Como estas palavras me fazem recordar D. António Ferreira Gomes quando, na Páscoa de 1970, ao receber um grupo de sacerdotes galegos, começou por dizer, com um sorriso no rosto: “Então, vamos lá falar um bocadinho de português arcaico.”
Lembrei-me, também, da “Romaxe” que, sob o lema “O Minho não separa”, o movimento dos “Cristãos Galegos” organizou, há uns anos atrás, no “Caminho de Santiago Português” em Bande, próximo da nossa fronteira do Lindoso, onde se juntaram mais de cinco mil pessoas vindas dos dois lados da fronteira e cuja Eucaristia foi celebrada com o pão de Villalba (Galiza) e o vinho de Ponte da Barca (Portugal). Aí, sentimo-nos verdadeiramente irmãos na Fé e na Cultura.

E evoquei a belíssima canção “Cantar d’Emigração”, que Isabel Silvestre tão bem canta, onde a música do português José Niza reforça a amargura das palavras da poetisa galega Rosalia de Castro, cuja estátua embeleza a Praça da Galiza no Porto, que falam do povo cuja pobreza obrigou os seus homens a partir para o estrangeiro, gerando “longas ausências mortais”; “mães que não têm filhos”; “viúvas de vivos mortos que ninguém consolará”.

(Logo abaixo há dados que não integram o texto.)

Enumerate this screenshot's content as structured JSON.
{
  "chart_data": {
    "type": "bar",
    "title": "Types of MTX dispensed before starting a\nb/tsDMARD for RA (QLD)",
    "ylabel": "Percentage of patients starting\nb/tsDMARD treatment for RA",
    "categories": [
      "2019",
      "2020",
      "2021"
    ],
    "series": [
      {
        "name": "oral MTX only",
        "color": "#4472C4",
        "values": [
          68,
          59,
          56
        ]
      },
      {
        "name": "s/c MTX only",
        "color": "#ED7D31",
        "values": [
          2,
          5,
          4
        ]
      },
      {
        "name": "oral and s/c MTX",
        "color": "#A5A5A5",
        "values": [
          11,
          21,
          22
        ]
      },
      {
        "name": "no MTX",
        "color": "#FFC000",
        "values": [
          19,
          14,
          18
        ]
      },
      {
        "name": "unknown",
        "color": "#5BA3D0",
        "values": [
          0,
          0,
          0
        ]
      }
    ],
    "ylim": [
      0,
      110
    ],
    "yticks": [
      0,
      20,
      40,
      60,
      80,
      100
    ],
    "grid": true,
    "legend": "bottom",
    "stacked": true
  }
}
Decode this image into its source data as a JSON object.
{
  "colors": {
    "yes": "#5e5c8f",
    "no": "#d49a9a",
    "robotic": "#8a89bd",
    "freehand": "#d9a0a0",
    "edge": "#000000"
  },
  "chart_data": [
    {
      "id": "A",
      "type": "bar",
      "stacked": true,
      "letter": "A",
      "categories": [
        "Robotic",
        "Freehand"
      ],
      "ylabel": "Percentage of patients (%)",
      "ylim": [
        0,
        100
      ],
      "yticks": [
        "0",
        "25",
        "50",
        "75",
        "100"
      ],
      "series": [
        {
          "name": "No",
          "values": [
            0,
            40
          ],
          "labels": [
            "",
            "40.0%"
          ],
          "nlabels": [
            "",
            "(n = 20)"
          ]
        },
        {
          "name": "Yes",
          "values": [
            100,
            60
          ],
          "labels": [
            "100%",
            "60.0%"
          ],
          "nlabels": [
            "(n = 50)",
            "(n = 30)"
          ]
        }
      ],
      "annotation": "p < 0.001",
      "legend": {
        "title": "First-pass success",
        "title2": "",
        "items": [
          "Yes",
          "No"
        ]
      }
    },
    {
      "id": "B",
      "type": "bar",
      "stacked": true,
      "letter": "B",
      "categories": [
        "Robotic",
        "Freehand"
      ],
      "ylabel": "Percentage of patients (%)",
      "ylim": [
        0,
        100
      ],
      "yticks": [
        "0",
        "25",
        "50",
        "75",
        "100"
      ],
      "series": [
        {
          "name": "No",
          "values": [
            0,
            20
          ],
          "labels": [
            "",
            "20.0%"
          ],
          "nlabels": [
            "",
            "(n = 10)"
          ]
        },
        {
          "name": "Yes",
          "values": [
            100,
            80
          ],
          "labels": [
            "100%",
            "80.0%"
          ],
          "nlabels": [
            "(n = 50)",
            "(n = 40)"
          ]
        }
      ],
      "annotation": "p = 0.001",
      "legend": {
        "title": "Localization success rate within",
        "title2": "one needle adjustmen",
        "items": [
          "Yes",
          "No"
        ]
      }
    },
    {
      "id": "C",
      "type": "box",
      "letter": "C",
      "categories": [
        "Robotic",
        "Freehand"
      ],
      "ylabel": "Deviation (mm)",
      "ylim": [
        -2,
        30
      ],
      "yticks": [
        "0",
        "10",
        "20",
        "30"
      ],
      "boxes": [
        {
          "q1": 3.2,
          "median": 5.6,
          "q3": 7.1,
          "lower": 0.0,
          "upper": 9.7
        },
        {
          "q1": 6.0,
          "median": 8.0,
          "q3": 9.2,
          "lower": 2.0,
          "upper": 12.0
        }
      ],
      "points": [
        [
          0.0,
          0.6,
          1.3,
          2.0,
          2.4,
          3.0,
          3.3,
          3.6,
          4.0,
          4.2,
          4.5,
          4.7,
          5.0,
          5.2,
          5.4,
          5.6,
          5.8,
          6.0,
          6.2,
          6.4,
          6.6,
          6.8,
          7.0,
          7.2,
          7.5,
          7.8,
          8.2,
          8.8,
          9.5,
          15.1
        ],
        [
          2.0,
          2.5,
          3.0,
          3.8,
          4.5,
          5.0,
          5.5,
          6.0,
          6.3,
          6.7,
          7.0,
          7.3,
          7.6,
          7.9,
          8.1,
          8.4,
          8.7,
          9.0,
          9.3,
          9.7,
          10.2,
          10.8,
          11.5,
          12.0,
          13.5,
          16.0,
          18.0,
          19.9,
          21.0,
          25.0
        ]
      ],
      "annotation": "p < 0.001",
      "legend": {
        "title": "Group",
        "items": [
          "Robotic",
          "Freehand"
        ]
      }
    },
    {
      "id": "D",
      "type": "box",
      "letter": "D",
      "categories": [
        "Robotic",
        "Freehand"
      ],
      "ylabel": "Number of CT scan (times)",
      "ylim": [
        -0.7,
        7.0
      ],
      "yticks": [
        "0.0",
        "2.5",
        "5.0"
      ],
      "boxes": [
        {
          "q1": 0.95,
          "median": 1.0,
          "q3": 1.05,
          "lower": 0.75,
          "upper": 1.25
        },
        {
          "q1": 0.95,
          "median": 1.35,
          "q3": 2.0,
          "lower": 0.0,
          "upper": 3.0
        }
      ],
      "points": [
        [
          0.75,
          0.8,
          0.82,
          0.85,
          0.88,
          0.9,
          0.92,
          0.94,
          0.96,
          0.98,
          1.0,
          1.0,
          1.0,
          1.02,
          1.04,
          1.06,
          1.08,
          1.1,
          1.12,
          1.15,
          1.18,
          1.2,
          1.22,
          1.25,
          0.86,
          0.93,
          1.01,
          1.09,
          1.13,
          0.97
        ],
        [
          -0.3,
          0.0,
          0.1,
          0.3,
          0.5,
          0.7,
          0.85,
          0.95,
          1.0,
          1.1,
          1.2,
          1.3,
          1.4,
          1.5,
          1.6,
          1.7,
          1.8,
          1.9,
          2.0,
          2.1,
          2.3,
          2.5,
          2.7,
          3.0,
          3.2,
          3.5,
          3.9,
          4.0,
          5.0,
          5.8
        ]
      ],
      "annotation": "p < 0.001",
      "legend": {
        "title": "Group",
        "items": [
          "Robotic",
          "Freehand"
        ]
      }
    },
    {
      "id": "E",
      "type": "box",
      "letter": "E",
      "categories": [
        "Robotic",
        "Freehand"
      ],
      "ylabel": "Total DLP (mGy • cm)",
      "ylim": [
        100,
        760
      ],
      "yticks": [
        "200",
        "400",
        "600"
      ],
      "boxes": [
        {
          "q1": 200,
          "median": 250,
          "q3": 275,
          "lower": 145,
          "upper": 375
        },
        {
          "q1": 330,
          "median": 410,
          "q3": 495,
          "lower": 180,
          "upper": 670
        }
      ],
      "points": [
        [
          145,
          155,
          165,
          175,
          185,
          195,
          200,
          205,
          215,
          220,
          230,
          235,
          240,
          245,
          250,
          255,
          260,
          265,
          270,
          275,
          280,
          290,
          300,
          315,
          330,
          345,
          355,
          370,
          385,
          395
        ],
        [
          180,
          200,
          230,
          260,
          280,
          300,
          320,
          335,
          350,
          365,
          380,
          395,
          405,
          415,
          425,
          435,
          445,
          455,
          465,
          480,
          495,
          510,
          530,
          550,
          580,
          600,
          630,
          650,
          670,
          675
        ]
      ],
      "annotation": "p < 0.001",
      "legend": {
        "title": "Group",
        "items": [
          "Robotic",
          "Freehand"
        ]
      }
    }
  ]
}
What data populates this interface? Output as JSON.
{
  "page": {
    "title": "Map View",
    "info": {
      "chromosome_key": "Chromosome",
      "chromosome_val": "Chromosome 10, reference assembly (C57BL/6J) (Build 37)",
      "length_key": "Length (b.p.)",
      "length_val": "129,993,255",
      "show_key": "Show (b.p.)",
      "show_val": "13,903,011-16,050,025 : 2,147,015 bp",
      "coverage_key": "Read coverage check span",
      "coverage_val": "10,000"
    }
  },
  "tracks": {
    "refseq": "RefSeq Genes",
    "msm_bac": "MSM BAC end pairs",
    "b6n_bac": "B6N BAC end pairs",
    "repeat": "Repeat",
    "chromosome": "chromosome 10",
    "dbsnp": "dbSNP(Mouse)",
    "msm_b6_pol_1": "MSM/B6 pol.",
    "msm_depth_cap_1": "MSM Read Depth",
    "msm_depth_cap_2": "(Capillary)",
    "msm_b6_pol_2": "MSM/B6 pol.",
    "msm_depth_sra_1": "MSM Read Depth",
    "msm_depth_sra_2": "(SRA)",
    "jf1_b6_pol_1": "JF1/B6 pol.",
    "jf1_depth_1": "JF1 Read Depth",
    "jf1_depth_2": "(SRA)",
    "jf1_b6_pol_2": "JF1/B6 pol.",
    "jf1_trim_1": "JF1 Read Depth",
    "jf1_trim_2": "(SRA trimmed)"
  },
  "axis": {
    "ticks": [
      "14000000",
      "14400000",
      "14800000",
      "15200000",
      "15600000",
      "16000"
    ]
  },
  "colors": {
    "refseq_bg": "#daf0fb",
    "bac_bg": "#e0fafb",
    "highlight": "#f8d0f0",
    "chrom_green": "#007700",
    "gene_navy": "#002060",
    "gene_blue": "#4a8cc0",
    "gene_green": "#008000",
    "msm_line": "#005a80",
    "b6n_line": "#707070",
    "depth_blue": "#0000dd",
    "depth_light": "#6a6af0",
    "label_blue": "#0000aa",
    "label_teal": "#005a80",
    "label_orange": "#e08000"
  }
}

Quando vejo, como vi, as filas de carros de matrícula portuguesa a abastecerem-se de gasolina em Tui; quando sei dos muitos jovens portugueses que estudam medicina na Universidade de Santiago; quando ouço falar do comboio de alta velocidade Porto – Vigo, lamento que todas estas aproximações sejam apenas fruto da necessidade ou dos interesses económicos, e não tenham a cimentá-las a consciência clara das nossas raízes comuns.
Apetece-me terminar com o poema:

Vendo-os assim tão pertinho
A Galiza a mail’o Minho
São como dois namorados
Que o rio traz separados
Quase desde o nascimento.

-Deixal’os, pois namorar
Já que os pais para casar
Lhes não dão consentimento.
(João Verde)

E deixo aqui o apelo de Teixeira de Pascoaes: “Portugal saiu dos seios da Galiza. Depoisd, abandonou a mãe e foi por esses mares fora, fugiu como filho pródigo. Mas é chegado o tempo do seu regresso ao lar materno. Temos de voltar a viver espiritualmente em comum. Assim o exige o destino das nossas pátrias, que ainda não está cumprido.